AS the start of the NGC Bocas Lit Fest, the Anglophone Caribbean’s largest literary festival is quickly approaching, today we feature five more nominees for the 2018 Newsday People’s Choice TT Book of the Year.
Shivanee Ramlochan, author of Everyone Knows I Am a Haunting, is a poet, arts reporter and book blogger. She is the book review editor for Caribbean Beat Magazine, as well as Paper Based Bookshop, TT’s oldest independent Caribbean specialty bookseller, and deputy editor of the Caribbean Review of Books.
Ramlochan’s poems take the reader through a series of imaginative narratives that are at once emotionally familiar and compelling, even as the characters evoked and the happenings they describe are heavily symbolic. Her poems reference the language and structural patterns of the genres of fantasy or speculative fiction, though with her own distinctive features, including the presence of such folkloric Trinidadian figures as douens, those wandering lost spirits whose feet point backwards. Her speakers live in a world that somewhere between the fantastic and the ordinary.
The second featured author is Brian Benoit, who wrote Legends of Panderica.
Benoit is the CEO of the Benoit Academy of Steel Pan, executive producer of Panimation Studios and author of the Legends of Panderica animated book series.
Legends of Panderica is the first steelpan animated book of its, kind which won the Ideas to innovation (i2i) competition for innovative excellence and commitment to shaping the future of TT and developing the education sector of the steelpan industry.
The series tells the tale of a group of young enthusiastic heroes from the pan academy who make their way to the museum of natural pan history. When they arrive, they are stunned to discover that the evil Pandemonium has stolen all the sacred music tones that gave life to Panderica. The adventure begins as the young heroes journey on a quest to retrieve all the sacred tones and restore the World of Panderica back to order.
Letters to Honest Folk was written by author and poet Omavi Langevine, from Point Fortin.
This highly opinionated and inventive artist’s love for words runs deep, and his dedication to edifying his physical and virtual communities is evident in all that he conceptualises and creates.
Throughout his career, Langevine has been a member of Point Fortin’s own Jeunes Agape choir, has been featured as a performance poet on TV6’s Cup of Joe, TTRN’s Free-speech project and 107.1 The Word.
He qualified as a finalist in many nationwide competitions and performed in numerous events in both TT.
Last year marked two firsts in Langevine’s career: the release of his first book, Letters to Honest Folk, and the extension of his art into the world of music.
Letters To Honest Folk was written with immense belief in the power of being relatable. Somewhere out there, someone is longing for the comfort of knowing that they are not alone and alienated. That someone knows and understands the exact battle, thought process, pursuit, trial etc, that they experience. This book serves as a voice to the ones that struggle with articulating the dissonance of the heart. Filled with unapologetically honest letters on various existential topics, as well as, beautifully crafted selected poems, Letters To Honest Folk serves as an everyday inspirational tool and motivational asset to navigate life’s ocean.

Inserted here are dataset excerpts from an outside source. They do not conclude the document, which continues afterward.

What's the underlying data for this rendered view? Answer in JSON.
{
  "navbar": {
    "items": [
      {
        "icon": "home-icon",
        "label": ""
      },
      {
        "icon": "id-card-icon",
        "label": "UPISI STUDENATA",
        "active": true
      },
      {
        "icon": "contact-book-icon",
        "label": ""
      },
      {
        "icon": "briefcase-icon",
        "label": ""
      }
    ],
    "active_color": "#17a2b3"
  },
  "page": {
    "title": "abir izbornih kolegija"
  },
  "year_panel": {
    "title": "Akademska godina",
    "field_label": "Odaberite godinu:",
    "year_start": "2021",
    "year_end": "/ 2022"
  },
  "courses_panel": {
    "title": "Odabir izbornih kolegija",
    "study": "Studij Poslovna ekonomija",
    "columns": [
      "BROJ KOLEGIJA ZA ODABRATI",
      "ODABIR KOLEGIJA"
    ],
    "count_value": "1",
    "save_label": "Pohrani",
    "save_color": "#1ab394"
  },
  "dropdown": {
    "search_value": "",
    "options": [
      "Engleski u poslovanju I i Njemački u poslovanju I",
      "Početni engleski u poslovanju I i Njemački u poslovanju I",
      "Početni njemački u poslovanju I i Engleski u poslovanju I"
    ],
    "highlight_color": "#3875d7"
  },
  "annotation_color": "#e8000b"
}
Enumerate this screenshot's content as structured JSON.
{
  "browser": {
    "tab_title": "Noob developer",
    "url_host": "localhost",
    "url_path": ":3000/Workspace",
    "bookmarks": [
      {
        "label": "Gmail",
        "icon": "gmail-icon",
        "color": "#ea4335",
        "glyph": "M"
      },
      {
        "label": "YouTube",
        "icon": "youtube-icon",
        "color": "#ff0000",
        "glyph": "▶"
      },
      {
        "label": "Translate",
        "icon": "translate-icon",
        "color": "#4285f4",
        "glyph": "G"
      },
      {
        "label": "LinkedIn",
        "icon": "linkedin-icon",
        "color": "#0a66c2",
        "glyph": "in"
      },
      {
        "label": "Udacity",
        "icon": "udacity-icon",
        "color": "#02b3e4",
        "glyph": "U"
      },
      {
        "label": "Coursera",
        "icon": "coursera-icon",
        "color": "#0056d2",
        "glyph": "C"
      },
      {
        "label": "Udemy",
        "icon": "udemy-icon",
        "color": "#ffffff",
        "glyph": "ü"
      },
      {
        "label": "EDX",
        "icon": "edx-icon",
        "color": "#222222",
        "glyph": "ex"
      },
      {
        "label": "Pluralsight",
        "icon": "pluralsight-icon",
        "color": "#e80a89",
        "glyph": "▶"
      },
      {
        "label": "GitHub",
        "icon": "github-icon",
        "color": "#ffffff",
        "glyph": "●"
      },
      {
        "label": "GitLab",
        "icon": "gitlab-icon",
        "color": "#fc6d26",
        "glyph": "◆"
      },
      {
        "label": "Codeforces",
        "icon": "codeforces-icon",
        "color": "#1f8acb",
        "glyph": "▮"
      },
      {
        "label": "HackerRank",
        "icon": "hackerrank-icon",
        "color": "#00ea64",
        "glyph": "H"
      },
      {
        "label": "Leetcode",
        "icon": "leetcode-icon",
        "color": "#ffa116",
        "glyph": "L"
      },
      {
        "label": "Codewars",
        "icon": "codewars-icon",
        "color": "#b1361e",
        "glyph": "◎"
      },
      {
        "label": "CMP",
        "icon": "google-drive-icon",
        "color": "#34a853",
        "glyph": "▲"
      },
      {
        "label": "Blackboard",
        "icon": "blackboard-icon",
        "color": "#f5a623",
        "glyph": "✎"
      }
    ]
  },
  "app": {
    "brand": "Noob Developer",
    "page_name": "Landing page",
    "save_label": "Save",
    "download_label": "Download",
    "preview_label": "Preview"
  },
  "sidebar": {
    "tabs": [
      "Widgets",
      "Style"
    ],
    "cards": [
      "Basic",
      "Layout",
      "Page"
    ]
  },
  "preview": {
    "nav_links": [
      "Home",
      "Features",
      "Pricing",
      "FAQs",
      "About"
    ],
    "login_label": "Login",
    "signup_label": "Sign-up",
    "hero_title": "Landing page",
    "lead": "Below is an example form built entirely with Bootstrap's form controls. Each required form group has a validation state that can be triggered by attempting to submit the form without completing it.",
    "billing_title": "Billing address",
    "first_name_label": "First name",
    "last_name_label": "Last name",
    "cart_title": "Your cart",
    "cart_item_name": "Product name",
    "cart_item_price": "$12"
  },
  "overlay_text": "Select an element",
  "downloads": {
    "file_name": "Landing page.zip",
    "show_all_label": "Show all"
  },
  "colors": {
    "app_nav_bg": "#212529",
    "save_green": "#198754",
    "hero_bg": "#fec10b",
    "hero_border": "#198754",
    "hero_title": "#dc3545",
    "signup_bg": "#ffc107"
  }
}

Mahendra Mathur, author of Mahendra’s Answers, who was once a colonel who commanded an engineer regiment of the Indian army in peace and war, then came to Tobago in 1975 as director of Claude Noel Highway Project. He was then appointed technical officer, Works Division, Tobago.
In 1989 Mathur was asked to be the first director of the National Emergency Management Agency, in which capacity he formulated the natural disaster preparedness plan, hazard and response maps, and the chemical disasters preparedness plan.

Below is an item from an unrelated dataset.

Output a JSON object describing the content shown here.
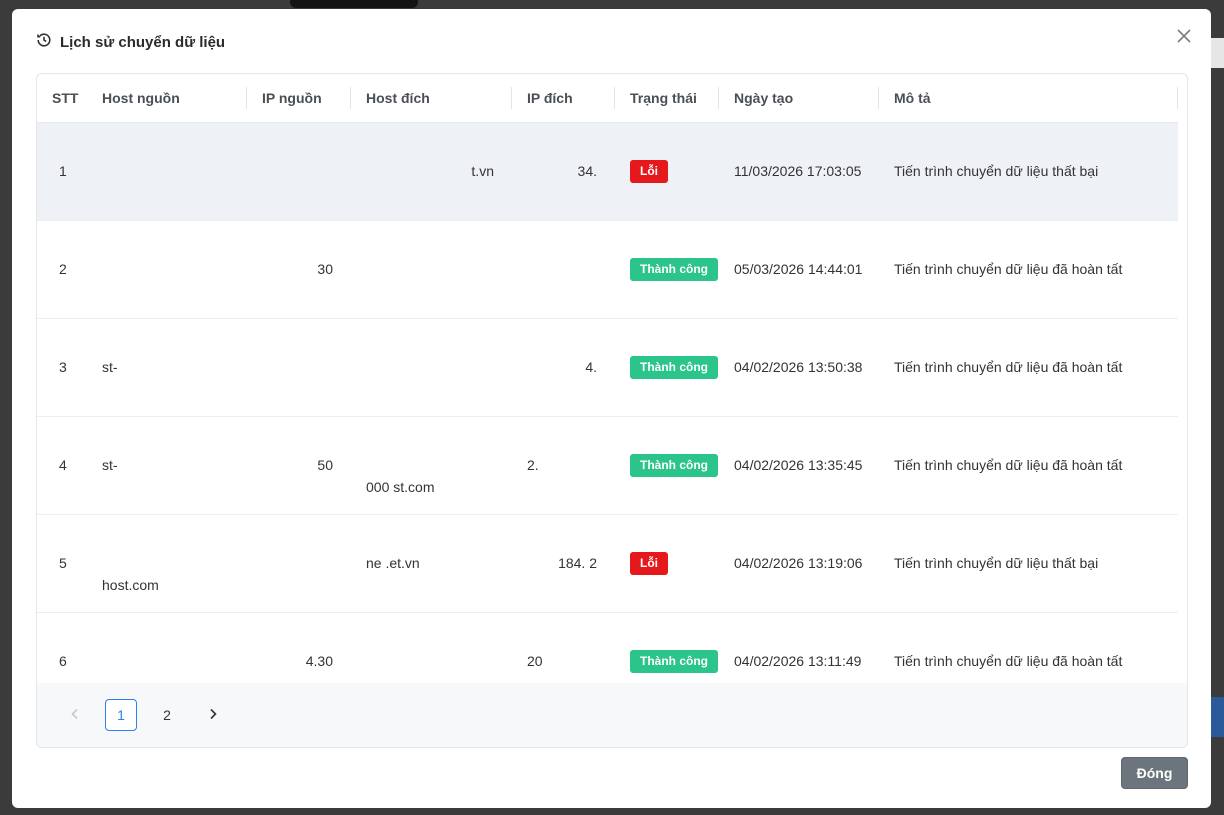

Mathur, who spent four months at Oxford Polytechnic in 1992 doing research on hazard assessment, organised disaster management workshops for senior officials from public and private sectors in conjunction with the University of West Indies twice a year. In 1998 he retired from Nema and now lives in Trinidad.
He has written 12 books on his experiences in India and TT, and now spends his time answering questions posed from all over the world on the website Quora on history, military leaders, spirituality and life in general.
The book is a compilation of Mahendra Mathur’s answers given on Quora over a period of approximately a year.
Author of Men and Misfits Lyndon Baptiste, born in 1982, is a lecturer and computer programmer who writes for the fun of it.
In Men and Misfits, Baptiste, who also wrote oOh My Testicles! and Boy Days, takes us on a refreshing, comical journey. In this collection, you’ll meet men and misfits from the streets of Trinidad to Lone Pine, California.